USA: GW Law Program Aims to Strengthen Animal Rights

Inside the Animal Legal Education Initiative

Animal lawyer Kathy Hessler was vegetarian until 1988, when a PETA booth on the National Mall convinced her that dairy cows are often mistreated. “I thought I had already made a good decision to become vegetarian, but I was still complicit without realizing,” she says. That experience made her go vegan. “I was sort of stunned at what I didn’t know.”

Now director of the Animal Legal Education Initiative, which launched at George Washington University’s law school in March, Hessler has made spreading knowledge her mission—particularly as it relates to animal-welfare laws. While animal law is something of a backwater in the legal profession (not many schools offer animal-law classes, let alone a whole program), the Animal Legal Education Initiative aims to make it a core discipline. To do so, the faculty is creating a curriculum that can be rolled out at other schools, evangelizing the relevance of animal law to other legal fields—environmental law, healthcare law, property torts, etc.—and advocating for a better regulatory framework for animals.

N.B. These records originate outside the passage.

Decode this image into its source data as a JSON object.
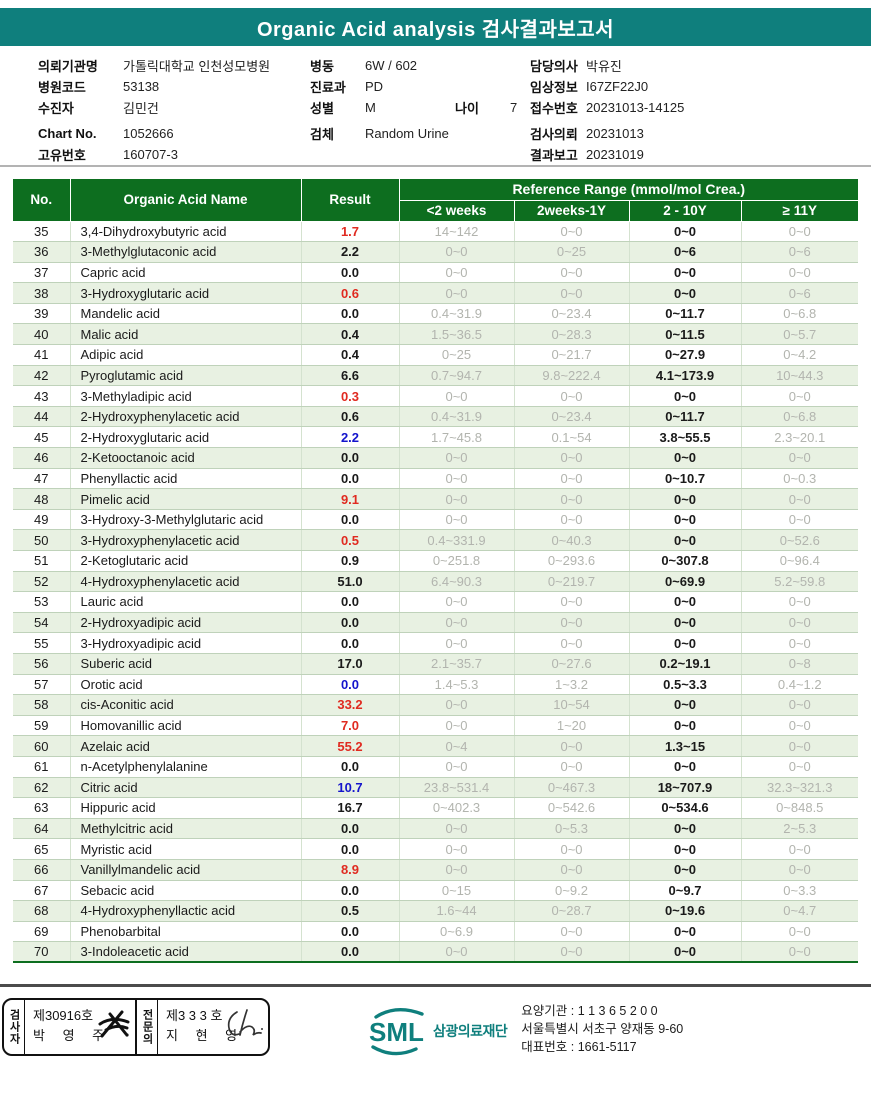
{
  "colors": {
    "teal": "#0F7F7D",
    "header_green": "#0D6E1F",
    "row_green": "#E8F1E2",
    "result_red": "#E02A20",
    "result_blue": "#1414CC",
    "reference_gray": "#B2B4AE"
  },
  "report": {
    "title": "Organic Acid analysis 검사결과보고서"
  },
  "patient_info": {
    "left": [
      {
        "label": "의뢰기관명",
        "value": "가톨릭대학교 인천성모병원"
      },
      {
        "label": "병원코드",
        "value": "53138"
      },
      {
        "label": "수진자",
        "value": "김민건"
      },
      {
        "label": "Chart No.",
        "value": "1052666"
      },
      {
        "label": "고유번호",
        "value": "160707-3"
      }
    ],
    "middle": [
      {
        "label": "병동",
        "value": "6W / 602"
      },
      {
        "label": "진료과",
        "value": "PD"
      },
      {
        "label": "성별",
        "value": "M",
        "label2": "나이",
        "value2": "7"
      },
      {
        "label": "검체",
        "value": "Random Urine"
      }
    ],
    "right": [
      {
        "label": "담당의사",
        "value": "박유진"
      },
      {
        "label": "임상정보",
        "value": "I67ZF22J0"
      },
      {
        "label": "접수번호",
        "value": "20231013-14125"
      },
      {
        "label": "검사의뢰",
        "value": "20231013"
      },
      {
        "label": "결과보고",
        "value": "20231019"
      }
    ]
  },
  "table": {
    "headers": {
      "no": "No.",
      "name": "Organic Acid Name",
      "result": "Result",
      "reference_range": "Reference Range (mmol/mol Crea.)",
      "sub": [
        "<2 weeks",
        "2weeks-1Y",
        "2 - 10Y",
        "≥ 11Y"
      ]
    },
    "rows": [
      {
        "no": 35,
        "name": "3,4-Dihydroxybutyric acid",
        "result": "1.7",
        "result_color": "red",
        "ranges": [
          "14~142",
          "0~0",
          "0~0",
          "0~0"
        ]
      },
      {
        "no": 36,
        "name": "3-Methylglutaconic acid",
        "result": "2.2",
        "result_color": "black",
        "ranges": [
          "0~0",
          "0~25",
          "0~6",
          "0~6"
        ]
      },
      {
        "no": 37,
        "name": "Capric acid",
        "result": "0.0",
        "result_color": "black",
        "ranges": [
          "0~0",
          "0~0",
          "0~0",
          "0~0"
        ]
      },
      {
        "no": 38,
        "name": "3-Hydroxyglutaric acid",
        "result": "0.6",
        "result_color": "red",
        "ranges": [
          "0~0",
          "0~0",
          "0~0",
          "0~6"
        ]
      },
      {
        "no": 39,
        "name": "Mandelic acid",
        "result": "0.0",
        "result_color": "black",
        "ranges": [
          "0.4~31.9",
          "0~23.4",
          "0~11.7",
          "0~6.8"
        ]
      },
      {
        "no": 40,
        "name": "Malic acid",
        "result": "0.4",
        "result_color": "black",
        "ranges": [
          "1.5~36.5",
          "0~28.3",
          "0~11.5",
          "0~5.7"
        ]
      },
      {
        "no": 41,
        "name": "Adipic acid",
        "result": "0.4",
        "result_color": "black",
        "ranges": [
          "0~25",
          "0~21.7",
          "0~27.9",
          "0~4.2"
        ]
      },
      {
        "no": 42,
        "name": "Pyroglutamic acid",
        "result": "6.6",
        "result_color": "black",
        "ranges": [
          "0.7~94.7",
          "9.8~222.4",
          "4.1~173.9",
          "10~44.3"
        ]
      },
      {
        "no": 43,
        "name": "3-Methyladipic acid",
        "result": "0.3",
        "result_color": "red",
        "ranges": [
          "0~0",
          "0~0",
          "0~0",
          "0~0"
        ]
      },
      {
        "no": 44,
        "name": "2-Hydroxyphenylacetic acid",
        "result": "0.6",
        "result_color": "black",
        "ranges": [
          "0.4~31.9",
          "0~23.4",
          "0~11.7",
          "0~6.8"
        ]
      },
      {
        "no": 45,
        "name": "2-Hydroxyglutaric acid",
        "result": "2.2",
        "result_color": "blue",
        "ranges": [
          "1.7~45.8",
          "0.1~54",
          "3.8~55.5",
          "2.3~20.1"
        ]
      },
      {
        "no": 46,
        "name": "2-Ketooctanoic acid",
        "result": "0.0",
        "result_color": "black",
        "ranges": [
          "0~0",
          "0~0",
          "0~0",
          "0~0"
        ]
      },
      {
        "no": 47,
        "name": "Phenyllactic acid",
        "result": "0.0",
        "result_color": "black",
        "ranges": [
          "0~0",
          "0~0",
          "0~10.7",
          "0~0.3"
        ]
      },
      {
        "no": 48,
        "name": "Pimelic acid",
        "result": "9.1",
        "result_color": "red",
        "ranges": [
          "0~0",
          "0~0",
          "0~0",
          "0~0"
        ]
      },
      {
        "no": 49,
        "name": "3-Hydroxy-3-Methylglutaric acid",
        "result": "0.0",
        "result_color": "black",
        "ranges": [
          "0~0",
          "0~0",
          "0~0",
          "0~0"
        ]
      },
      {
        "no": 50,
        "name": "3-Hydroxyphenylacetic acid",
        "result": "0.5",
        "result_color": "red",
        "ranges": [
          "0.4~331.9",
          "0~40.3",
          "0~0",
          "0~52.6"
        ]
      },
      {
        "no": 51,
        "name": "2-Ketoglutaric acid",
        "result": "0.9",
        "result_color": "black",
        "ranges": [
          "0~251.8",
          "0~293.6",
          "0~307.8",
          "0~96.4"
        ]
      },
      {
        "no": 52,
        "name": "4-Hydroxyphenylacetic acid",
        "result": "51.0",
        "result_color": "black",
        "ranges": [
          "6.4~90.3",
          "0~219.7",
          "0~69.9",
          "5.2~59.8"
        ]
      },
      {
        "no": 53,
        "name": "Lauric acid",
        "result": "0.0",
        "result_color": "black",
        "ranges": [
          "0~0",
          "0~0",
          "0~0",
          "0~0"
        ]
      },
      {
        "no": 54,
        "name": "2-Hydroxyadipic acid",
        "result": "0.0",
        "result_color": "black",
        "ranges": [
          "0~0",
          "0~0",
          "0~0",
          "0~0"
        ]
      },
      {
        "no": 55,
        "name": "3-Hydroxyadipic acid",
        "result": "0.0",
        "result_color": "black",
        "ranges": [
          "0~0",
          "0~0",
          "0~0",
          "0~0"
        ]
      },
      {
        "no": 56,
        "name": "Suberic acid",
        "result": "17.0",
        "result_color": "black",
        "ranges": [
          "2.1~35.7",
          "0~27.6",
          "0.2~19.1",
          "0~8"
        ]
      },
      {
        "no": 57,
        "name": "Orotic acid",
        "result": "0.0",
        "result_color": "blue",
        "ranges": [
          "1.4~5.3",
          "1~3.2",
          "0.5~3.3",
          "0.4~1.2"
        ]
      },
      {
        "no": 58,
        "name": "cis-Aconitic acid",
        "result": "33.2",
        "result_color": "red",
        "ranges": [
          "0~0",
          "10~54",
          "0~0",
          "0~0"
        ]
      },
      {
        "no": 59,
        "name": "Homovanillic acid",
        "result": "7.0",
        "result_color": "red",
        "ranges": [
          "0~0",
          "1~20",
          "0~0",
          "0~0"
        ]
      },
      {
        "no": 60,
        "name": "Azelaic acid",
        "result": "55.2",
        "result_color": "red",
        "ranges": [
          "0~4",
          "0~0",
          "1.3~15",
          "0~0"
        ]
      },
      {
        "no": 61,
        "name": "n-Acetylphenylalanine",
        "result": "0.0",
        "result_color": "black",
        "ranges": [
          "0~0",
          "0~0",
          "0~0",
          "0~0"
        ]
      },
      {
        "no": 62,
        "name": "Citric acid",
        "result": "10.7",
        "result_color": "blue",
        "ranges": [
          "23.8~531.4",
          "0~467.3",
          "18~707.9",
          "32.3~321.3"
        ]
      },
      {
        "no": 63,
        "name": "Hippuric acid",
        "result": "16.7",
        "result_color": "black",
        "ranges": [
          "0~402.3",
          "0~542.6",
          "0~534.6",
          "0~848.5"
        ]
      },
      {
        "no": 64,
        "name": "Methylcitric acid",
        "result": "0.0",
        "result_color": "black",
        "ranges": [
          "0~0",
          "0~5.3",
          "0~0",
          "2~5.3"
        ]
      },
      {
        "no": 65,
        "name": "Myristic acid",
        "result": "0.0",
        "result_color": "black",
        "ranges": [
          "0~0",
          "0~0",
          "0~0",
          "0~0"
        ]
      },
      {
        "no": 66,
        "name": "Vanillylmandelic acid",
        "result": "8.9",
        "result_color": "red",
        "ranges": [
          "0~0",
          "0~0",
          "0~0",
          "0~0"
        ]
      },
      {
        "no": 67,
        "name": "Sebacic acid",
        "result": "0.0",
        "result_color": "black",
        "ranges": [
          "0~15",
          "0~9.2",
          "0~9.7",
          "0~3.3"
        ]
      },
      {
        "no": 68,
        "name": "4-Hydroxyphenyllactic acid",
        "result": "0.5",
        "result_color": "black",
        "ranges": [
          "1.6~44",
          "0~28.7",
          "0~19.6",
          "0~4.7"
        ]
      },
      {
        "no": 69,
        "name": "Phenobarbital",
        "result": "0.0",
        "result_color": "black",
        "ranges": [
          "0~6.9",
          "0~0",
          "0~0",
          "0~0"
        ]
      },
      {
        "no": 70,
        "name": "3-Indoleacetic acid",
        "result": "0.0",
        "result_color": "black",
        "ranges": [
          "0~0",
          "0~0",
          "0~0",
          "0~0"
        ]
      }
    ]
  },
  "footer": {
    "examiner": {
      "role": "검사자",
      "cert_no": "제30916호",
      "name": "박 영 주"
    },
    "specialist": {
      "role": "전문의",
      "cert_no": "제3 3 3 호",
      "name": "지 현 영"
    },
    "logo_text": "SML",
    "org_name": "삼광의료재단",
    "lines": [
      "요양기관 : 1 1 3 6 5 2 0 0",
      "서울특별시 서초구 양재동 9-60",
      "대표번호 : 1661-5117"
    ]
  }
}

Hessler, who grew up in Massachusetts and New Jersey and went to GW as an undergrad, is concerned with the treatment of “unseen” animals: the kind that don’t live in our homes. She wants to “elevate animals to the level of visibility” so that our society can make informed decisions about how to treat them. Rather than criticizing individual carnivores or scientists or factory farmers, Hessler takes aim at oppressive systems. “People are rational actors,” she says, “so let’s talk about why they’re doing what they’re doing, and let’s try to change the calculus that they’re using.”